Rabbi Shmuley Boteach
In today's world, bullying isn't just about teasing or picking on peers at school, Rabbi Shmuley says. Bullying among children today can turn violent and even deadly. And, girls are just as likely as boys are to bully and be bullied, he says. So, what's the cause for this mean-spirited behavior, and how can parents stop it? Rabbi Shmuley offers his insight and advice.

Why Children Bully Each Other:
  • Children today are more aggressive. Rabbi Shmuley says children are emulating the violent video games, TV shows and movies they're exposed to.
  • Marriages today are weak. Many parents fight with each other, and Rabbi Shmuley says children absorb their aggression. "Here is the other thing—when you spend your time battling your spouse, you are going to have little energy left to discipline your kids, and he may become a bully," he says.
  • Children today are angry. "They rage against their parents' neglect; thunder against their parents' indifference," he says. "As their parents ignore them more and more, they feel resentful, so they look for victims around them to take out their aggression."
  • Children today are being bullied by parents. "Parents themselves are overworked and tired," Rabbi Shmuley says. "Rather than inspiring their kids with heart-to-heart conversations, they bark orders at them, find constant criticism and the child passes on the bullying."
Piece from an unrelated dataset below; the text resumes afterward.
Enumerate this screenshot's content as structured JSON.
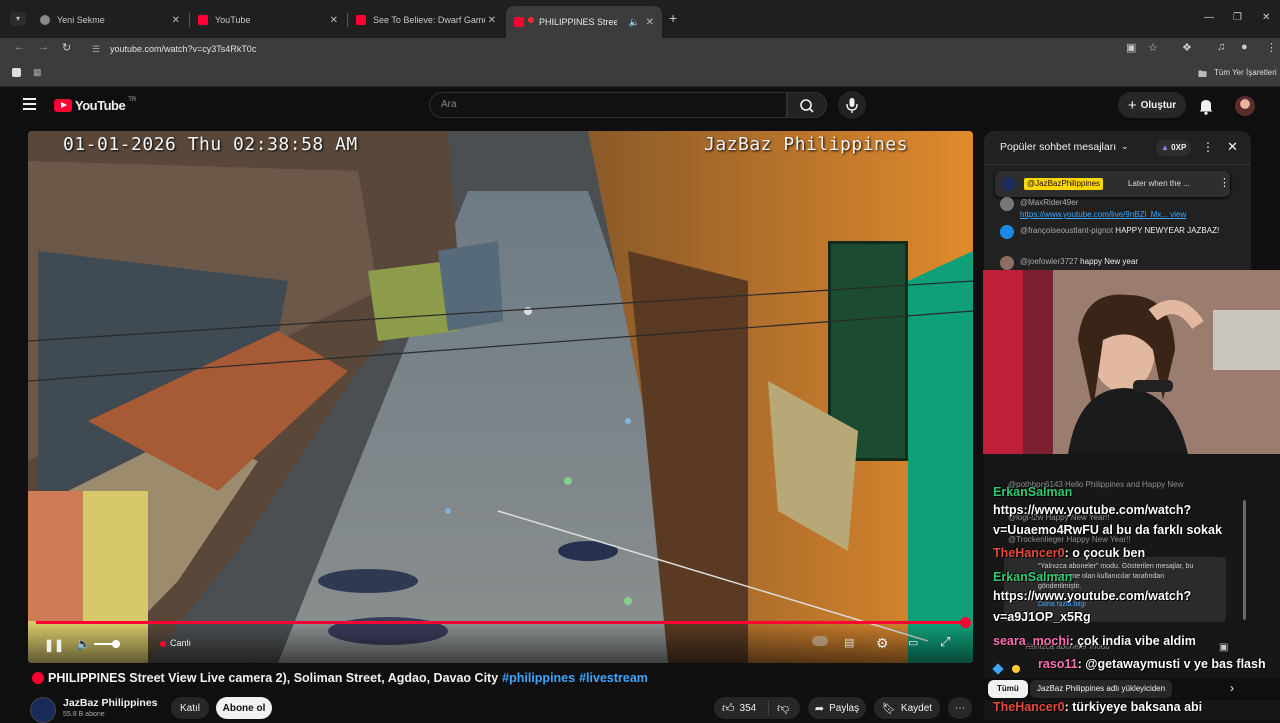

Solutions to Help Children Deal with Bullies:
  • Never show fear before the bully. "Don't respond to him, but don't run from him," Rabbi Shmuley says. "Just go about your normal business as if he or she is not there."
  • Make it clear to the bully that you will report her. "When the bully says, 'You're a crybaby and tattletale,' be firm and say, 'I told you I am going to report you [to a teacher]. I am not afraid of you, and I don't care what you say,'" Rabbi Shmuley says.
  • Report the bully. "Go straight to the teacher and, better, to the principal," he says. "Also, go home and tell your parents."
  • Don't bully back. "Your child does not have to demonstrate that he can be equally intimidating because, in the process, he will lose his innocence," Rabbi Shmuley says. "Rather, teach your child to stand up to the bully [by reporting him or her to a teacher]."
  • Parents need to follow-up. Call the school and make sure the teacher or principal knows you will not tolerate your child being bullied. "If you feel the teacher or principal is not taking you seriously, go to the school board," Rabbi Shmuley says. "Do not put your kid in an environment where they are going to be harmed. You are the parent—you are the one who is ultimately responsible for [your child's] well-being."

Today's Shmuleyism
"There is absolutely no place for bullying in our schools. Children must be taught to report a bully immediately and never to fear retaliation. Parents must teach their children to stand up to a bully but never to become one—even to protect themselves. Principals and teachers who don't take bullying seriously should be relieved of their duties."